Les retours de cyclistes quotidiens, dont les membres du Gracq, étaient très positifs dans les semaines qui ont suivi l’expérience de marquage sur la ligne 142.

Les mesures de performance (couleur, rugosité, et rétroréflexion) sont prévues pour le printemps lorsque les marquages sont propres et secs.

Une partie de l'application de ce marquage luminescent a été réalisée en août sur un sol humide, et il a été récemment constaté que certaines lignes se sont décollées. Le fabricant s'est engagé à transmettre à nouveau du produit afin de réparer les zones endommagées dès que les conditions climatiques le permettront (aux alentours de mars-avril).

Ces décollements sont dus à un manque d'adhérence de la sous-couche blanche du marquage en peinture ; ils se seraient de toute façon produits et ne sont pas liés au produit luminescent lui-même.

Actuellement, aucune conclusion (positive ou négative) n'est donc encore disponible, la période d'évaluation étant toujours en cours.

Le CCT Qualiroutes imposant l'homologation des marquages routiers, les marquages luminescents ne sont donc pas encore conformes aux exigences techniques du PW.

Le fonctionnement optimum du marquage luminescent étant limité aux sites sans sources d'éclairage externe (pas d'éclairage public ni de phares), son utilisation ne peut de toute façon être envisagée que sur des sites spécifiques, et pas être "simplement généralisée" sur l'ensemble du réseau.

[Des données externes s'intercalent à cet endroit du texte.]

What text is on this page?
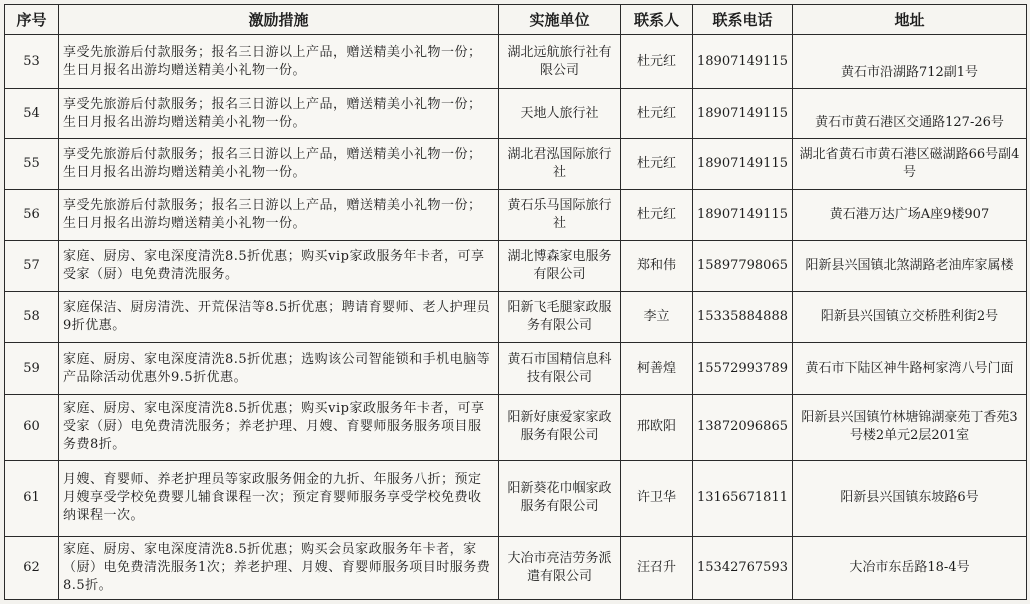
序号	激励措施	实施单位	联系人	联系电话	地址
53	享受先旅游后付款服务；报名三日游以上产品，赠送精美小礼物一份；生日月报名出游均赠送精美小礼物一份。	湖北远航旅行社有限公司	杜元红	18907149115	黄石市沿湖路712副1号
54	享受先旅游后付款服务；报名三日游以上产品，赠送精美小礼物一份；生日月报名出游均赠送精美小礼物一份。	天地人旅行社	杜元红	18907149115	黄石市黄石港区交通路127-26号
55	享受先旅游后付款服务；报名三日游以上产品，赠送精美小礼物一份；生日月报名出游均赠送精美小礼物一份。	湖北君泓国际旅行社	杜元红	18907149115	湖北省黄石市黄石港区磁湖路66号副4号
56	享受先旅游后付款服务；报名三日游以上产品，赠送精美小礼物一份；生日月报名出游均赠送精美小礼物一份。	黄石乐马国际旅行社	杜元红	18907149115	黄石港万达广场A座9楼907
57	家庭、厨房、家电深度清洗8.5折优惠；购买vip家政服务年卡者，可享受家（厨）电免费清洗服务。	湖北博森家电服务有限公司	郑和伟	15897798065	阳新县兴国镇北煞湖路老油库家属楼
58	家庭保洁、厨房清洗、开荒保洁等8.5折优惠；聘请育婴师、老人护理员9折优惠。	阳新飞毛腿家政服务有限公司	李立	15335884888	阳新县兴国镇立交桥胜利街2号
59	家庭、厨房、家电深度清洗8.5折优惠；选购该公司智能锁和手机电脑等产品除活动优惠外9.5折优惠。	黄石市国精信息科技有限公司	柯善煌	15572993789	黄石市下陆区神牛路柯家湾八号门面
60	家庭、厨房、家电深度清洗8.5折优惠；购买vip家政服务年卡者，可享受家（厨）电免费清洗服务；养老护理、月嫂、育婴师服务服务项目服务费8折。	阳新好康爱家家政服务有限公司	邢欧阳	13872096865	阳新县兴国镇竹林塘锦湖豪苑丁香苑3号楼2单元2层201室
61	月嫂、育婴师、养老护理员等家政服务佣金的九折、年服务八折；预定月嫂享受学校免费婴儿辅食课程一次；预定育婴师服务享受学校免费收纳课程一次。	阳新葵花巾帼家政服务有限公司	许卫华	13165671811	阳新县兴国镇东坡路6号
62	家庭、厨房、家电深度清洗8.5折优惠；购买会员家政服务年卡者，家（厨）电免费清洗服务1次；养老护理、月嫂、育婴师服务项目时服务费8.5折。	大冶市亮洁劳务派遣有限公司	汪召升	15342767593	大冶市东岳路18-4号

Ils peuvent cependant être dès à présent appliqués dans le cadre de marchés qui n'imposent pas la conformité aux exigences du CCT Qualiroutes, comme par exemple, dans le cadre de chantiers expérimentaux ou de marchés communaux.

Les marquages routiers constituent un enjeu majeur pour l'avenir de la mobilité routière, et c'est dans cette direction que le SPW s'engage actuellement.